Avant que je ne la rencontre, j’avais toujours pensé l’Empereur comme une espèce de dieu sur terre. Un être qui n’avait pas à s’encombrer de l’amour, la haine ou le remord. Un peu à l’image d’un soldat, bien qu’à un stade ultime. Puisque contrairement au grenadier qui ne suivait que les ordres, un dieu était un ordonnateur et devait vivre avec les conséquences de sa propre volonté et de ses choix.
La réalité sur l’Empereur était évidemment bien plus complexe que cela.
— Que faisons-nous ? demandai-je.
Je n’attendais pas vraiment de réponse. Toutefois je tenais à ce qu’elle sorte de son mutisme.
— Empereur ? Masha ?
Elle continua de marcher au devant de moi, elle semblait ne pas m’avoir entendu. J’eus un pincement au cœur. Elle paraissait si frêle, si vulnérable. Il semblait que tout mon monde s’écroulait. Cela ne pouvait être ainsi, cela ne devait être ainsi.
— Nous continuons, répondit-elle alors que je ne m’y attendais plus. Désormais cependant, nous n’acceptons aucune hospitalité. Je ne désire pas plus de morts que je n’ai déjà sur la conscience. Tout ce qui arrive est de ma faute. Si seulement j’étais plus forte. Si je possédais même une des qualités que Kaplan m’alloue. Omniscient ? Omnipotent ? Comme ce serait parfait !
— Mais vous êtes parfaite telle que vous êtes, insistai-je. D’une indicible…
— Beauté ? Ah, Adnan ! Tu es sans doute le premier qui donne de la valeur à cette qualité. À la vérité cependant, la beauté ne me sert de rien, je la troquerais volontiers pour un empire plus prospère et plus équitable.
Nous n’eûmes pas l’occasion d’approfondir cette conversation.

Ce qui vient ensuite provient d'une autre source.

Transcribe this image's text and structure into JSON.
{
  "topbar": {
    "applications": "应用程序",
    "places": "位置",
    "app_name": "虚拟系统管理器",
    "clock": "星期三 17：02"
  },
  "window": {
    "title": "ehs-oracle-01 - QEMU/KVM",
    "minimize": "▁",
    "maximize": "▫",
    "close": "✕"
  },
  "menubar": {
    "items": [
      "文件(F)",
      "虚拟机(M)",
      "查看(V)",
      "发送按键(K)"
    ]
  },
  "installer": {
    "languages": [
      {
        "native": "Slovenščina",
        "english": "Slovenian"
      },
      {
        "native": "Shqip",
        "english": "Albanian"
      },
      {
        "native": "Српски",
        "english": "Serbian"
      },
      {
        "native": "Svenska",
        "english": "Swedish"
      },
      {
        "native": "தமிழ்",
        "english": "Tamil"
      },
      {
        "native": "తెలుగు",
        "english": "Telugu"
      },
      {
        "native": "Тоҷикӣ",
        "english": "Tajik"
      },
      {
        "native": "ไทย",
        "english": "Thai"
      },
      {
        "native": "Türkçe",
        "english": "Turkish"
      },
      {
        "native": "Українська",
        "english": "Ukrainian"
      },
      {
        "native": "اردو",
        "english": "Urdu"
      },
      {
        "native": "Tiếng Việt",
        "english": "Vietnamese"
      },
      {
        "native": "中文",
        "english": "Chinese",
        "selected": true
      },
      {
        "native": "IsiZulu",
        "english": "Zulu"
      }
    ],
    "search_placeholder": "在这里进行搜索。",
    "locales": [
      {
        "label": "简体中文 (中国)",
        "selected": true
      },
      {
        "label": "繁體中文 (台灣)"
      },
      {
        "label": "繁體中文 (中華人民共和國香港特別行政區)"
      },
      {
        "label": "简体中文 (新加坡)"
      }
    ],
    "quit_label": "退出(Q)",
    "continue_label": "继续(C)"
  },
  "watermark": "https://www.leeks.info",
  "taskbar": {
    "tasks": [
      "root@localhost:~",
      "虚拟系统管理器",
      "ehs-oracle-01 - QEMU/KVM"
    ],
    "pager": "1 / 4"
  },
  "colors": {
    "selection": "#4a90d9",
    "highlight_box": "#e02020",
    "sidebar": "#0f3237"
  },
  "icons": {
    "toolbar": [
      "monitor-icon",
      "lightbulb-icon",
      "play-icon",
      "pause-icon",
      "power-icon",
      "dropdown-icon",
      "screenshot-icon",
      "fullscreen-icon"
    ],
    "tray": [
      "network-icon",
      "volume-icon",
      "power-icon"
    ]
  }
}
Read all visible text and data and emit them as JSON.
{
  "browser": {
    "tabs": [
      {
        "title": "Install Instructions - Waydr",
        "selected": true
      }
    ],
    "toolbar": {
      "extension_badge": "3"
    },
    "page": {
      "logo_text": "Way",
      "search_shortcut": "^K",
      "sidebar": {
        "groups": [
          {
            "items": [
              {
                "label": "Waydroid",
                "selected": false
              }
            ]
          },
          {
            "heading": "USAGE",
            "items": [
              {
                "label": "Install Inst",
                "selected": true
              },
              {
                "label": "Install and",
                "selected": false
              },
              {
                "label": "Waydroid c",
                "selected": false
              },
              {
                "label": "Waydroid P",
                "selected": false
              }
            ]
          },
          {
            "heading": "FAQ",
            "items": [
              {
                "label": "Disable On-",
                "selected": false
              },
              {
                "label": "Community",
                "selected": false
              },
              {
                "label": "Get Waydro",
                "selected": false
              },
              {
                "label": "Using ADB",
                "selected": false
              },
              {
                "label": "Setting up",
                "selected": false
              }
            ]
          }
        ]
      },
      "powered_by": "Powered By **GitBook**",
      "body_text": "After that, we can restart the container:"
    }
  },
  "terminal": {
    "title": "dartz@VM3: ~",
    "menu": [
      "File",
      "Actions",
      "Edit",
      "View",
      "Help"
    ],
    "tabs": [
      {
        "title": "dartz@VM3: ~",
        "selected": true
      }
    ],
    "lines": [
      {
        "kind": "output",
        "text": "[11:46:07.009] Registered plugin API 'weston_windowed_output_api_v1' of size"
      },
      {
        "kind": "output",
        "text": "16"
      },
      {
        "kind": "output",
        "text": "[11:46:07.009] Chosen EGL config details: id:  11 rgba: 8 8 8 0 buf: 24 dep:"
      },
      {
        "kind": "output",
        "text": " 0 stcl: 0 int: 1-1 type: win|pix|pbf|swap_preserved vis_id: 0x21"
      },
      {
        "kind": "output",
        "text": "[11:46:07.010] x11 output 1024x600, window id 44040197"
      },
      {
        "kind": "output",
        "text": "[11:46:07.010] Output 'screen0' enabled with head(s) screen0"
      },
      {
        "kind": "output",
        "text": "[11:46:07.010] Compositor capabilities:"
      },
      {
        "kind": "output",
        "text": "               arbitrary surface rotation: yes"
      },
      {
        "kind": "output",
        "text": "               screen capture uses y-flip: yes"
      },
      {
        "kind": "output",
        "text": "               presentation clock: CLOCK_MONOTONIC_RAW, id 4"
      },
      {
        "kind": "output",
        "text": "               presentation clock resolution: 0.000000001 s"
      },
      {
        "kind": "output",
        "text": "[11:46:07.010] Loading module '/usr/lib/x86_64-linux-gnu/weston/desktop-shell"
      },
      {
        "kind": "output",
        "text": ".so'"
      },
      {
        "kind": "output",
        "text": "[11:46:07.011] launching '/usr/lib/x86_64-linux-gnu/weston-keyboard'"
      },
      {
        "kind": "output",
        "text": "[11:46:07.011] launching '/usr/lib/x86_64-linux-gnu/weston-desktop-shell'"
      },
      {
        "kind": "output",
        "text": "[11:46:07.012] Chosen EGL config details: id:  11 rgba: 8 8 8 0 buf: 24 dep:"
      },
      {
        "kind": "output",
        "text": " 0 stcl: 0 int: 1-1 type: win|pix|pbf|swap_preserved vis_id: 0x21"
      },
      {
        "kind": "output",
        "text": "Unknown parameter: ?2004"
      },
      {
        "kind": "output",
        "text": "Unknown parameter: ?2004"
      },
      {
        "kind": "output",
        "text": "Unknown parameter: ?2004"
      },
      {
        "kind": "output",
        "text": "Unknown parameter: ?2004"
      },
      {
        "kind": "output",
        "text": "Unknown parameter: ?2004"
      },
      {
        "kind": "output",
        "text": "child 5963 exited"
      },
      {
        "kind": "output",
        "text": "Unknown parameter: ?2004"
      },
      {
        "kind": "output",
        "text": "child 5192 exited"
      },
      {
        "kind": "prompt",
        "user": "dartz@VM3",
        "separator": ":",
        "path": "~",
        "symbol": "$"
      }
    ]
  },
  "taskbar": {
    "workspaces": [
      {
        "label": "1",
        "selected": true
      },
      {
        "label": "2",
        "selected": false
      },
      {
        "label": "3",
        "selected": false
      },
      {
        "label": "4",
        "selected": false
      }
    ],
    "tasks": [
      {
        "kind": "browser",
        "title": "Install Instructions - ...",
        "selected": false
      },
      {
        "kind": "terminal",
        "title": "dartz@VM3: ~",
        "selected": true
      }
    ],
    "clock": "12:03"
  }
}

Une tempête de sable s’était soudainement mise à soufflé. Et nous n’étions pas tout à fait équipés afin de l’affronter.
Je me débarrassai de ma pèlerine que je déchirai en deux pour confectionner prestement deux turbans, pour l’Empereur et pour moi. Elle se laissa faire comme une enfant lorsque je posai ce vêtement sur sa tête et lui encadrai le visage. Quand la bise redoubla d’ardeur, elle s’agrippa à moi ainsi que tout être s’accroche à la vie.
Cet enfer de sable et de vent ne me prépara nullement à l’attaque surprise qui s’ensuivit. Telles des fantômes s’élevant de la terre, quatre Ombres nous assaillirent.